Gerd also showcases h5markers, a high-performance tool that scans linear byte streams for “magic markers” like B-tree signatures. This is particularly useful for forensic investigations into corrupt files where the superblock may be missing or damaged. By identifying these markers, developers can establish a starting point for data recovery.

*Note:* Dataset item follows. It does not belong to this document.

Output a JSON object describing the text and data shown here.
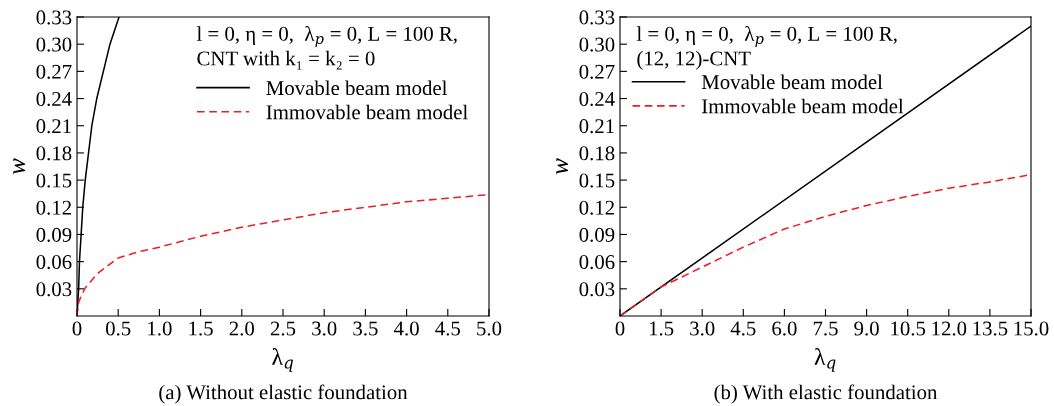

Finally, the session concludes with a look at the future of HDF5 documentation. Gerd proposes using the machine-readable pickles as the “Golden Copy.” By pairing these pickles with YAML sidecars containing human-readable prose, The HDF Group can automatically generate Markdown documentation. This ensures that the technical specification and the manual remain perfectly synchronized, reducing the risk of undocumented fields or errors in the formal specification.
Transcript
-
[00:00] Gerd Heber: Welcome. Thanks for coming. Before I start, are there any HDF-related questions? No? Okay. We have two main topics today—actually, a third occurred to me that I’ll share if we have time.
-
[00:26] Gerd Heber: I want to tell you about something that came up recently in a project involving event logs and provenance data. Someone asked: “If we want to detect potential changes or tampering, how would we do that in HDF5?”
-
[01:23] Gerd Heber: Here is my cartoon image of a blockchain. You can think of these blocks as event logs. There is no assumption that these blocks must be a fixed size; they can vary.
-
[03:08] Gerd Heber: You always have the last hash—the hash of all the blocks that came before. You embed the previous hash into the new block and then calculate the hash on top of that. This interlinks the blocks.
-
[04:32] Gerd Heber: This creates a tamper-evident data structure. It will be evident if this is modified because there will be a checksum mismatch. However, this is not “tamper-proof.” It is only “tamper-evident.” Anyone with write access could theoretically recalculate the whole chain.
-
[06:44] Gerd Heber: To implement this in HDF5, we use a group for an individual chain. I opted to store both the offset and the length of the payloads for better file optics. This is how I represent that blockchain in HDF5.
-
[15:21] Gerd Heber: In our HDF SHINES project, we are working on creating a machine-readable file format specification. One of those description languages is called poke.
-
[23:39] Gerd Heber: Now that we have these “pickles” (the poke specs), we can apply these mappings to explore the contents of HDF5 files at a very low level. That is what our tool, h5explain, does.
-
[26:59] Gerd Heber: We also have h5markers. If you have a 100GB file and you don’t know where to start—maybe the superblock is corrupted—you can use this to scan the linear byte stream. It looks for magic markers like ‘TREE’ or ‘BTHD’ to find metadata entry points without needing the HDF5 library.
-
[31:31] Gerd Heber: In h5explain, our interactive byte-level explorer, we can jump to the root group, the superblock, or
cdinto a group or dataset. -
[37:09] Gerd Heber: I am now in the “chain” group. It tells me there are eight header messages. If I run
info, it decodes those header messages and tells us exactly what they are—attributes like schema version, hash algorithm, and block count. -
[44:35] Gerd Heber: It would be logical to say: we created a machine-readable specification, now let’s turn that around. I want to generate the human-readable specification from the machine-readable version.
-
[46:38] Gerd Heber: The trick is the YAML sidecar. The pickle is code; it’s hard for a human to read. By joining that code with prose stored in a YAML file, we can generate a beautiful Markdown specification that is guaranteed to be technically accurate because it’s generated from the code. This is our “Golden Copy.”
-
[50:56] Gerd Heber: For cloud-optimized files, you specifically need Superblock Version 2 or 3 to support paged allocation. You can actually tell if a file is cloud-optimized just by looking at the superblock and checking the version number.